It can get really hot in India. We don’t even have the luxury of heat waves, we have heat tsunamis. Last year, temperatures soared into the high 40s (that’s a 110+ in Farenheit), and although global warming might have meddled in the last couple of years, it’s always been hot.While most rush for the mountains as the first bead of sweat trickles down their backs, the rest of us must make do with rickety fans and iced juices. And in true Indian over-achieving spirit, we’ve stuffed them full of life-saving goodness.
Also known as shikanji in Noth India, it’s just Plain Jane Lemonade at first. Then you add a little bit of salt with the sugar, soda for bubbles, crushed mint leaves for colour, maybe ginger for flavour (but not in the summer, it has heaty properties) and top off the froth with a sprinkling of chaat masala. This will be your summer staple, particularly in western and northern India. You’ll find it at 10 rupees a glass on every street corner, though we’d recommend going someplace with tables and requesting mineral water be used in the process.
A further take on the humble nimbu pani, it’s laced with a cumin based mixture that gives it a salty kick. The more posh households will serve it with a topping of boondi–tiny balls of deep fried dough that soak up all the delicious juice and transform into soft, succulent little miracles.
Tender Coconut Water
Available across the country but the pride and joy of South India. Huge stacks of coconuts lie piled up on carts and makeshift stalls on every lazy roadside, a rubbish bin overflows with discarded shells and straws. It’s the healthiest and most delicious option around with the added bonus of slimy coconut flesh to sink your teeth into. The real reason it’s a winner though, is the long and elaborate performance by the Nariyal Paani wallah (coconut-water man). First you’ll be asked to declare your preference–a coconut heavy with flesh or still tender with water. He’ll then swiftly grab at a few in quick succession, tapping with the back of his knife and listening keenly for a nuance that only his finely trained ears can recognize. Suddenly finding the perfect nut, he’ll set it firmly against his thigh and commence slicing through the hard exterior to create a pointy tip, which he will then dramatically behead, stab with a straw and dump in your hands with a theatrical flourish. How can you say no?

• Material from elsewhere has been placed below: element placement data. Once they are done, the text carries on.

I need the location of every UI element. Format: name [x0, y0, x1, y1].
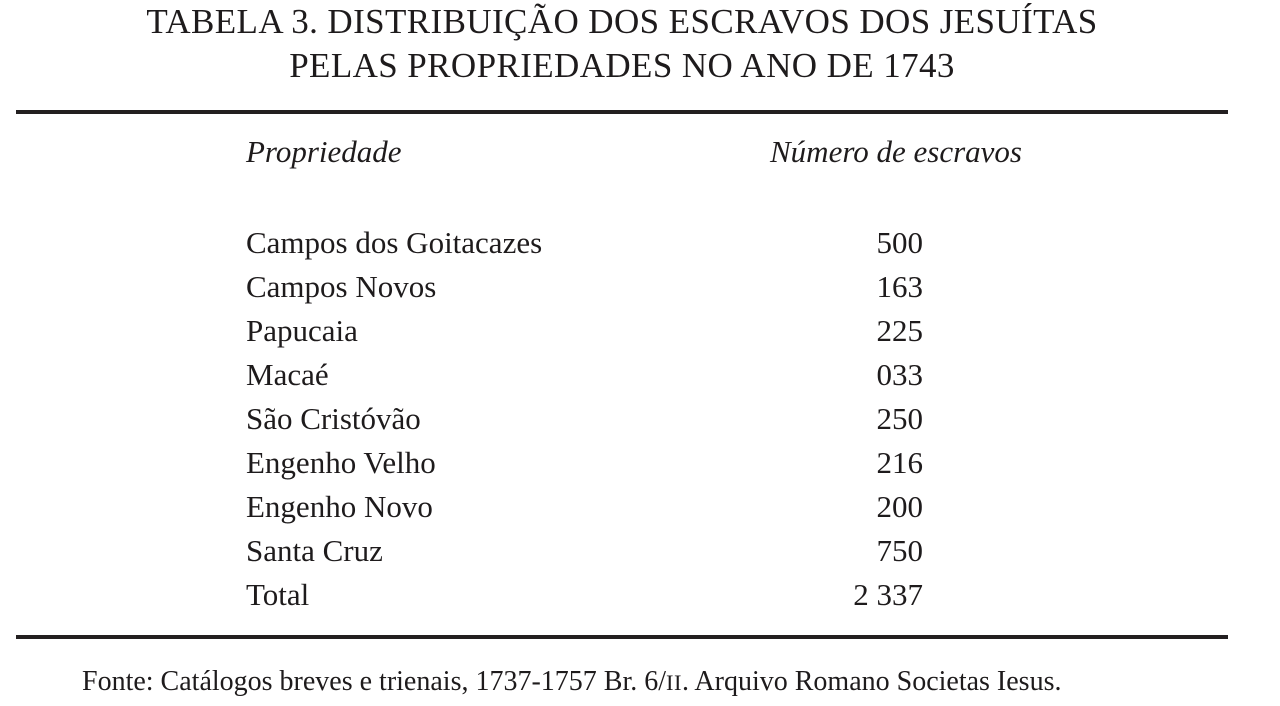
propriedade-cell: Engenho Velho [246, 445, 436, 480]
numero-cell: 163 [876, 269, 924, 304]
numero-cell: 500 [876, 225, 924, 260]
numero-cell: 250 [876, 401, 924, 436]
table-title: TABELA 3. DISTRIBUIÇÃO DOS ESCRAVOS DOS … [16, 0, 1228, 88]
table-title-line1: TABELA 3. DISTRIBUIÇÃO DOS ESCRAVOS DOS … [146, 2, 1098, 41]
table-row: Santa Cruz 750 [246, 529, 923, 573]
table-row: Papucaia 225 [246, 309, 923, 353]
numero-cell: 033 [876, 357, 924, 392]
source-suffix: . Arquivo Romano Societas Iesus. [681, 666, 1062, 697]
source-prefix: Fonte: Catálogos breves e trienais, 1737… [82, 666, 667, 697]
numero-cell: 225 [876, 313, 924, 348]
numero-cell: 750 [876, 533, 924, 568]
numero-cell: 216 [876, 445, 924, 480]
source-roman-numeral: II [666, 670, 682, 695]
propriedade-cell: Macaé [246, 357, 329, 392]
numero-cell: 200 [876, 489, 924, 524]
propriedade-cell: Campos Novos [246, 269, 437, 304]
table-row-total: Total 2 337 [246, 573, 923, 617]
propriedade-cell: Santa Cruz [246, 533, 383, 568]
top-rule [16, 110, 1228, 114]
propriedade-cell: São Cristóvão [246, 401, 421, 436]
table-row: Campos Novos 163 [246, 265, 923, 309]
propriedade-cell: Engenho Novo [246, 489, 433, 524]
column-header-propriedade: Propriedade [246, 134, 402, 169]
table-row: Campos dos Goitacazes 500 [246, 221, 923, 265]
table-title-line2: PELAS PROPRIEDADES NO ANO DE 1743 [289, 46, 955, 85]
source-note: Fonte: Catálogos breves e trienais, 1737… [82, 664, 1061, 701]
propriedade-cell: Campos dos Goitacazes [246, 225, 543, 260]
table-row: Macaé 033 [246, 353, 923, 397]
propriedade-cell: Total [246, 577, 310, 612]
bottom-rule [16, 635, 1228, 639]
table-row: São Cristóvão 250 [246, 397, 923, 441]
numero-cell: 2 337 [853, 577, 923, 612]
table-row: Engenho Novo 200 [246, 485, 923, 529]
propriedade-cell: Papucaia [246, 313, 358, 348]
table-body: Campos dos Goitacazes 500 Campos Novos 1… [246, 221, 923, 617]
column-header-numero-de-escravos: Número de escravos [770, 134, 1022, 169]
table-row: Engenho Velho 216 [246, 441, 923, 485]
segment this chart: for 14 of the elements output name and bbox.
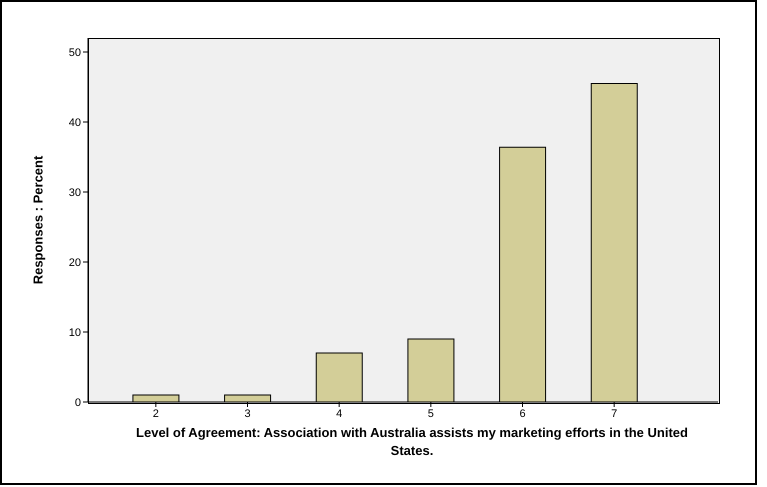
y-tick-label: 50 [68,46,81,59]
x-tick-label: 2 [152,408,159,420]
x-tick-label: 3 [244,408,251,420]
x-axis-title: Level of Agreement: Association with Australia assists my marketing efforts in the United States. [135,424,689,460]
y-tick-label: 20 [68,256,81,269]
x-tick-label: 6 [519,408,526,420]
x-tick-label: 4 [336,408,342,420]
y-tick-label: 0 [74,396,81,409]
x-tick-label: 7 [611,408,618,420]
y-axis-title: Responses : Percent [30,155,46,284]
y-tick-label: 40 [68,116,81,129]
y-tick-label: 10 [68,326,81,339]
y-tick-label: 30 [68,186,81,199]
x-tick-label: 5 [428,408,434,420]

Born from the same humble curds, these brothers are dramatically different on your tongue. The first is buttermilk, watered down curd spiced with salt, chopped up green chillies, mint and coriander, churned to a froth and sprinkled with chaat masala. The second is thick, smooth and sweet, the still heavy curd laced heavily with sugar or jaggery and often flavoured with strawberries or mangoes making it more of a milkshake.

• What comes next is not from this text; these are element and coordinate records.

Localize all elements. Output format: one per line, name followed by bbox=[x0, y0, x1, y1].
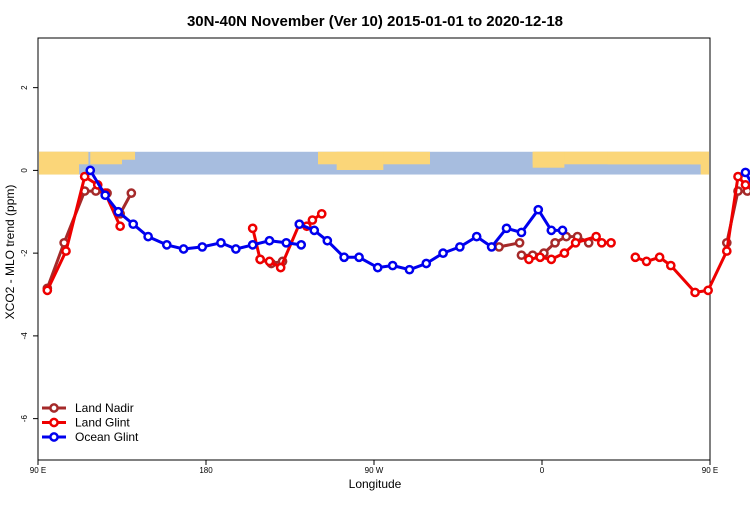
data-point-land-glint bbox=[691, 289, 698, 296]
data-point-ocean-glint bbox=[87, 167, 94, 174]
data-point-land-glint bbox=[257, 256, 264, 263]
map-land-area bbox=[90, 152, 122, 165]
data-point-ocean-glint bbox=[115, 208, 122, 215]
data-point-ocean-glint bbox=[535, 206, 542, 213]
y-tick-label: 0 bbox=[20, 168, 29, 173]
data-point-land-glint bbox=[632, 254, 639, 261]
data-point-ocean-glint bbox=[163, 241, 170, 248]
series-line-land-glint bbox=[635, 177, 750, 293]
series-layer bbox=[44, 167, 750, 296]
data-point-land-glint bbox=[643, 258, 650, 265]
map-land-area bbox=[39, 152, 79, 175]
data-point-ocean-glint bbox=[283, 239, 290, 246]
data-point-land-glint bbox=[607, 239, 614, 246]
map-land-area bbox=[564, 152, 607, 161]
data-point-ocean-glint bbox=[406, 266, 413, 273]
legend-label-ocean-glint: Ocean Glint bbox=[75, 430, 139, 444]
data-point-land-glint bbox=[561, 250, 568, 257]
x-tick-label: 0 bbox=[540, 466, 545, 475]
data-point-land-glint bbox=[249, 225, 256, 232]
y-tick-label: 2 bbox=[20, 85, 29, 90]
data-point-ocean-glint bbox=[355, 254, 362, 261]
data-point-land-glint bbox=[62, 247, 69, 254]
data-point-land-glint bbox=[266, 258, 273, 265]
data-point-ocean-glint bbox=[180, 245, 187, 252]
y-tick-label: -4 bbox=[20, 332, 29, 340]
data-point-ocean-glint bbox=[742, 169, 749, 176]
data-point-land-glint bbox=[117, 223, 124, 230]
x-tick-label: 180 bbox=[199, 466, 213, 475]
data-point-ocean-glint bbox=[518, 229, 525, 236]
y-tick-label: -2 bbox=[20, 249, 29, 257]
data-point-land-glint bbox=[548, 256, 555, 263]
data-point-ocean-glint bbox=[296, 221, 303, 228]
data-point-ocean-glint bbox=[423, 260, 430, 267]
data-point-ocean-glint bbox=[559, 227, 566, 234]
data-point-ocean-glint bbox=[298, 241, 305, 248]
map-land-area bbox=[607, 152, 700, 165]
data-point-ocean-glint bbox=[102, 192, 109, 199]
series-ocean-glint bbox=[87, 167, 750, 273]
plot-frame bbox=[38, 38, 710, 460]
data-point-ocean-glint bbox=[374, 264, 381, 271]
data-point-ocean-glint bbox=[439, 250, 446, 257]
map-land-area bbox=[701, 152, 709, 175]
data-point-land-glint bbox=[525, 256, 532, 263]
data-point-ocean-glint bbox=[311, 227, 318, 234]
legend-marker-ocean-glint bbox=[50, 433, 57, 440]
data-point-ocean-glint bbox=[503, 225, 510, 232]
data-point-land-glint bbox=[318, 210, 325, 217]
legend-marker-land-nadir bbox=[50, 404, 57, 411]
data-point-land-glint bbox=[277, 264, 284, 271]
data-point-land-glint bbox=[309, 216, 316, 223]
map-land-area bbox=[533, 152, 565, 168]
y-tick-label: -6 bbox=[20, 415, 29, 423]
data-point-ocean-glint bbox=[389, 262, 396, 269]
data-point-land-nadir bbox=[128, 190, 135, 197]
data-point-ocean-glint bbox=[488, 243, 495, 250]
y-axis-label: XCO2 - MLO trend (ppm) bbox=[3, 185, 17, 320]
data-point-land-glint bbox=[667, 262, 674, 269]
data-point-ocean-glint bbox=[341, 254, 348, 261]
data-point-land-glint bbox=[572, 239, 579, 246]
legend-label-land-nadir: Land Nadir bbox=[75, 401, 134, 415]
data-point-land-nadir bbox=[518, 252, 525, 259]
data-point-ocean-glint bbox=[130, 221, 137, 228]
data-point-land-glint bbox=[44, 287, 51, 294]
map-land-area bbox=[383, 152, 411, 162]
data-point-land-glint bbox=[742, 181, 749, 188]
data-point-ocean-glint bbox=[217, 239, 224, 246]
data-point-ocean-glint bbox=[324, 237, 331, 244]
data-point-ocean-glint bbox=[232, 245, 239, 252]
x-tick-label: 90 W bbox=[365, 466, 384, 475]
data-point-land-glint bbox=[705, 287, 712, 294]
data-point-land-glint bbox=[723, 247, 730, 254]
legend-label-land-glint: Land Glint bbox=[75, 416, 130, 430]
data-point-land-glint bbox=[598, 239, 605, 246]
data-point-land-glint bbox=[734, 173, 741, 180]
data-point-land-glint bbox=[537, 254, 544, 261]
data-point-ocean-glint bbox=[199, 243, 206, 250]
x-tick-label: 90 E bbox=[30, 466, 46, 475]
background-map bbox=[39, 152, 709, 175]
data-point-land-nadir bbox=[551, 239, 558, 246]
data-point-land-nadir bbox=[516, 239, 523, 246]
map-land-area bbox=[122, 152, 135, 160]
data-point-ocean-glint bbox=[548, 227, 555, 234]
data-point-ocean-glint bbox=[145, 233, 152, 240]
data-point-ocean-glint bbox=[266, 237, 273, 244]
x-axis-label: Longitude bbox=[349, 477, 402, 491]
data-point-ocean-glint bbox=[473, 233, 480, 240]
map-land-area bbox=[337, 152, 384, 170]
data-point-ocean-glint bbox=[249, 241, 256, 248]
x-tick-label: 90 E bbox=[702, 466, 718, 475]
data-point-ocean-glint bbox=[456, 243, 463, 250]
legend-marker-land-glint bbox=[50, 419, 57, 426]
chart-title: 30N-40N November (Ver 10) 2015-01-01 to … bbox=[187, 13, 563, 30]
data-point-land-nadir bbox=[495, 243, 502, 250]
data-point-land-glint bbox=[656, 254, 663, 261]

Born of the flavour of the season-mangoes, this drink captures the cooling properties of the raw kairi before it becomes a fat ripe mango, known to cause heat boils. The assured freshness of the ingredients, combined with the mangoes natural fortification with vitamins gives this drink, flavoured with salt and spices a particularly medicinal edge. It’ll be pressed upon you by well-meaning aunties across the country, fretting at the sweat on your brow and declaring you dead of dehydration without their help. Also rumored to prevent tuberculosis, anemia, cholera and dysentry.